Here are the calculcations from Trend Engeering. They have used a calculation of 70 VMs but state “Even if you are not planning on running as many VM’s it is still suggested to set the value to 512mb. “
We use 432 bytes per TCP connection so for the mathematical calculation lets roundup to 512 bytes per TCP allocation.
If using the default values for the Maximum TCP Connections. <SystemSetting name=”maxConnectionsTcp” value=”10000″ />
With this 512 bytes * 10000 connection = 5MB per VM so we need to have 70*5MB = 350MB minimum memory for the visor memory for the connection tables only.
In addition to this we will need ~ 70 MB to run the FD so it comes down to 420 MB.

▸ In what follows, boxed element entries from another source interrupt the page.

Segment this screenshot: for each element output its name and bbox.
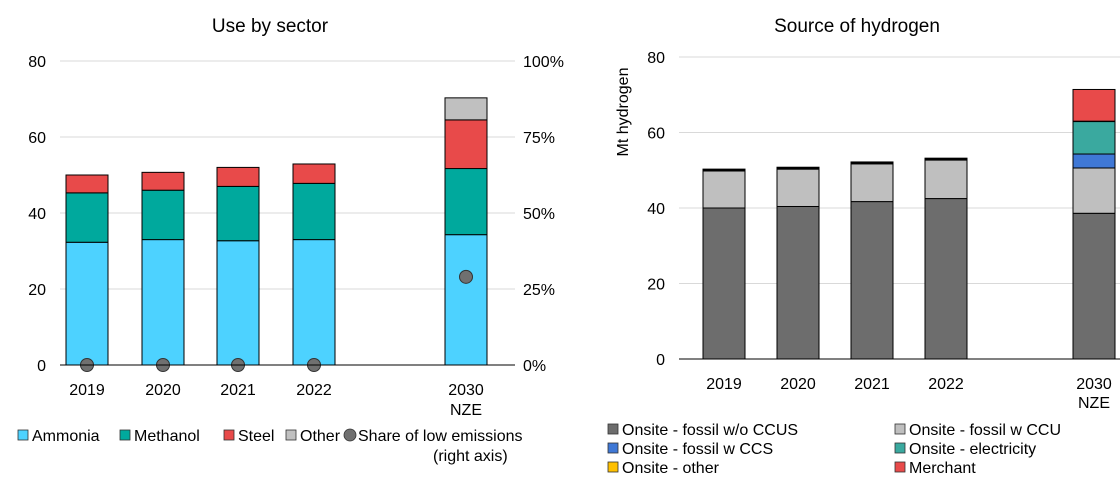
bar-segment-onsite-fossil-w-o-ccus	[776, 205, 820, 360]
bar-segment-merchant	[702, 168, 746, 171]
legend-label-merchant: Merchant	[909, 460, 976, 477]
legend-swatch-ammonia	[17, 429, 29, 441]
legend-label-onsite-electricity: Onsite - electricity	[909, 441, 1036, 458]
left-y-tick-label: 0	[37, 358, 46, 375]
bar-segment-onsite-fossil-w-ccu	[702, 170, 746, 209]
legend-swatch-onsite-fossil-w-ccs	[607, 442, 619, 454]
left-x-tick-label: 2030 NZE	[448, 382, 484, 419]
legend-swatch-merchant	[894, 461, 906, 473]
right-y-tick-label: 0	[656, 352, 665, 369]
left-x-tick-label: 2021	[220, 382, 256, 399]
left-x-tick-label: 2022	[296, 382, 332, 399]
legend-swatch-onsite-electricity	[894, 442, 906, 454]
right-gridlines	[679, 56, 1120, 284]
right-y-tick-label: 80	[647, 50, 665, 67]
legend-label-onsite-fossil-w-ccu: Onsite - fossil w CCU	[909, 422, 1061, 439]
bar-segment-merchant	[776, 166, 820, 169]
left-x-tick-label: 2020	[145, 382, 181, 399]
legend-swatch-share	[343, 428, 357, 442]
right-y-tick-label: 60	[647, 126, 665, 143]
bar-segment-methanol	[292, 182, 336, 241]
bar-segment-onsite-fossil-w-o-ccus	[850, 201, 894, 360]
bar-segment-steel	[292, 163, 336, 184]
right-y-axis-label: Mt hydrogen	[615, 68, 632, 157]
bar-segment-steel	[65, 174, 109, 194]
left-y2-tick-label: 0%	[523, 358, 546, 375]
left-gridlines	[60, 60, 515, 290]
bar-segment-ammonia	[216, 240, 260, 366]
bar-segment-onsite-electricity	[1072, 121, 1116, 155]
bar-segment-onsite-fossil-w-o-ccus	[1072, 212, 1116, 360]
legend-label-steel: Steel	[238, 428, 274, 445]
bar-segment-methanol	[65, 192, 109, 243]
left-y-tick-label: 80	[28, 54, 46, 71]
legend-label-onsite-fossil-w-o-ccus: Onsite - fossil w/o CCUS	[622, 422, 798, 439]
right-y-tick-label: 20	[647, 277, 665, 294]
left-legend: Ammonia Methanol Steel Other Share of low em…	[17, 428, 523, 465]
bar-segment-steel	[444, 119, 488, 170]
bar-segment-onsite-fossil-w-o-ccus	[702, 207, 746, 360]
bar-segment-onsite-fossil-w-ccu	[1072, 167, 1116, 214]
bar-segment-methanol	[216, 185, 260, 242]
left-y2-tick-label: 25%	[523, 282, 555, 299]
right-chart-title: Source of hydrogen	[774, 16, 940, 37]
right-x-tick-label: 2021	[854, 376, 890, 393]
bar-segment-onsite-fossil-w-ccu	[924, 159, 968, 200]
left-y2-tick-label: 100%	[523, 54, 564, 71]
legend-swatch-other	[285, 429, 297, 441]
right-axes: 0 20 40 60 80 2019 2020 2021 2022 2030 NZE	[647, 50, 1120, 412]
bar-segment-onsite-fossil-w-ccs	[1072, 153, 1116, 169]
right-y-tick-label: 40	[647, 201, 665, 218]
left-axes: 0 20 40 60 80 0% 25% 50% 75% 100% 2019 2020 2021 2022…	[28, 54, 564, 419]
legend-swatch-onsite-other	[607, 461, 619, 473]
bar-segment-onsite-fossil-w-ccu	[850, 163, 894, 203]
legend-swatch-onsite-fossil-w-ccu	[894, 423, 906, 435]
legend-label-onsite-fossil-w-ccs: Onsite - fossil w CCS	[622, 441, 773, 458]
right-x-tick-label: 2022	[928, 376, 964, 393]
left-bars	[65, 97, 488, 372]
right-bars	[702, 88, 1116, 360]
bar-segment-ammonia	[444, 234, 488, 366]
bar-segment-merchant	[1072, 88, 1116, 122]
bar-segment-merchant	[924, 157, 968, 160]
legend-label-share-of-low-emissions: Share of low emissions (right axis)	[358, 428, 523, 465]
legend-label-onsite-other: Onsite - other	[622, 460, 720, 477]
bar-segment-steel	[141, 171, 185, 191]
left-y-tick-label: 40	[28, 206, 46, 223]
legend-label-ammonia: Ammonia	[32, 428, 100, 445]
bar-segment-ammonia	[292, 239, 336, 366]
bar-segment-merchant	[850, 161, 894, 164]
bar-segment-ammonia	[65, 241, 109, 366]
bar-segment-onsite-fossil-w-o-ccus	[924, 198, 968, 360]
bar-segment-methanol	[444, 168, 488, 236]
bar-segment-steel	[216, 166, 260, 187]
bar-segment-other	[444, 97, 488, 121]
right-x-tick-label: 2030 NZE	[1076, 376, 1112, 412]
legend-label-methanol: Methanol	[134, 428, 200, 445]
left-x-tick-label: 2019	[69, 382, 105, 399]
right-legend: Onsite - fossil w/o CCUS Onsite - fossil …	[607, 422, 1061, 477]
left-y-tick-label: 60	[28, 130, 46, 147]
legend-swatch-steel	[223, 429, 235, 441]
left-chart-title: Use by sector	[212, 16, 329, 37]
left-y2-tick-label: 50%	[523, 206, 555, 223]
left-y-tick-label: 20	[28, 282, 46, 299]
legend-label-other: Other	[300, 428, 341, 445]
bar-segment-methanol	[141, 189, 185, 241]
bar-segment-ammonia	[141, 239, 185, 366]
bar-segment-onsite-fossil-w-ccu	[776, 168, 820, 207]
left-y2-tick-label: 75%	[523, 130, 555, 147]
right-x-tick-label: 2020	[780, 376, 816, 393]
legend-swatch-onsite-fossil-w-o-ccus	[607, 423, 619, 435]
legend-swatch-methanol	[119, 429, 131, 441]
right-x-tick-label: 2019	[706, 376, 742, 393]
share-low-emissions-point	[459, 269, 473, 284]
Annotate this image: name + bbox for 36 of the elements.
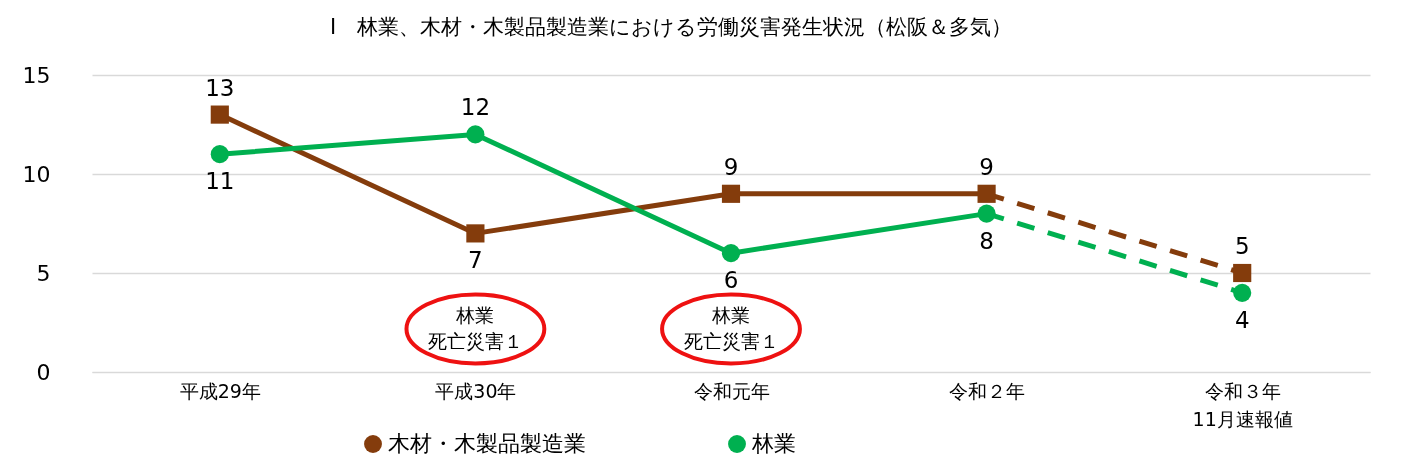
data-label: 8: [979, 227, 994, 254]
point: [1233, 283, 1252, 302]
data-label: 5: [1234, 233, 1250, 259]
data-label: 4: [1234, 306, 1250, 333]
y-tick-label: 10: [22, 161, 51, 187]
data-label: 7: [468, 247, 483, 274]
x-tick-label: 令和２年: [949, 379, 1026, 402]
data-label: 13: [205, 74, 235, 101]
y-tick-label: 5: [36, 260, 51, 286]
point: [466, 224, 485, 243]
point: [1233, 263, 1252, 283]
data-label: 9: [979, 153, 994, 180]
chart-title: Ⅰ 林業、木材・木製品製造業における労働災害発生状況（松阪＆多気）: [329, 15, 1013, 39]
y-tick-label: 15: [22, 62, 51, 88]
point: [210, 105, 229, 124]
x-tick-label: 平成29年: [179, 379, 261, 402]
point: [977, 184, 996, 203]
x-tick-label: 平成30年: [435, 379, 517, 402]
legend-label: 木材・木製品製造業: [388, 431, 586, 456]
annotation: 死亡災害１: [427, 329, 523, 352]
x-tick-label: 令和元年: [693, 379, 770, 402]
data-label: 9: [723, 153, 739, 180]
data-label: 6: [723, 267, 739, 294]
point: [466, 125, 485, 144]
legend-label: 林業: [751, 431, 796, 456]
point: [210, 145, 229, 164]
data-label: 11: [205, 168, 235, 195]
point: [721, 244, 741, 263]
point: [721, 184, 741, 203]
y-tick-label: 0: [36, 359, 51, 385]
data-label: 12: [460, 94, 491, 121]
point: [977, 204, 996, 223]
annotation: 死亡災害１: [683, 329, 779, 352]
annotation: 林業: [711, 303, 750, 326]
annotation: 林業: [455, 303, 495, 326]
x-tick-label: 令和３年 11月速報値: [1192, 379, 1293, 430]
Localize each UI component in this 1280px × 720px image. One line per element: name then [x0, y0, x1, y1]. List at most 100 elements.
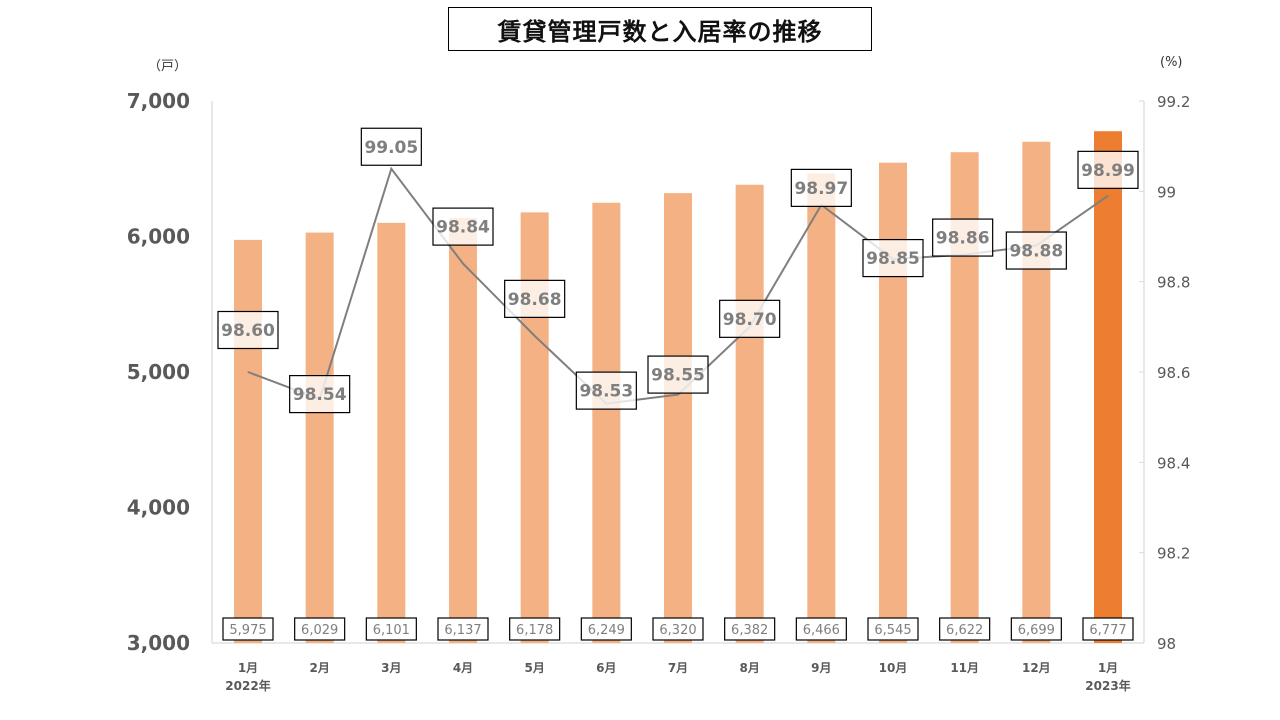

We recommend bumping to 512MB and verify the results. e.g. esxcfg-module -s DSAFILTER_HEAP_MAX_SIZE=536870912 dvfilter-dsa
To verify the setting, execute: % esxcfg-module -g dvfilter-dsa The setting will not take effect until the driver is reloaded. Reloading will either require a reboot (best option) of ESX.
If you are running DS 8 and ESXi 5.0 and you have already implemented the MOD_TIMER=0 fix, the next step will be to manually set the MAX_HEAP_SIZE to 512MB.
This solved the issue for me and we haven’t had a single crash since.
About frikking time!
Michael Gioia from Trend contacted me to give me a more detailed analysis of why this issue occurs.
First of all there is Trend KB article out for this issue — http://esupport.trendmicro.com/solution/en-us/1060125.aspx
It sounds like there are a few unhappy customers out there. In Trend’s defence and the point put across by Michael, is that it is very difficult to ensure 100% compatibility with two products that are integrated in the kernel such as the ESXi hypervisor and the Trend filter.
This anomaly is only supposed to occur in very rare circumstances when the filter driver is under sever exhaustion of memory (circa 4 bytes).
In theory this issue shouldn’t occur with many customers then, but to be honest my setup was not anything special or extreme, so I’d be surprised if more customers weren’t affected by this.
On the plus side, the developers should have released a fix in 7.5 SP4 and 8.0 SP1 which are both available now.
I still have to verify this – until I am confident the issue is resolved my HEAP_MAX_SIZE settings will remain!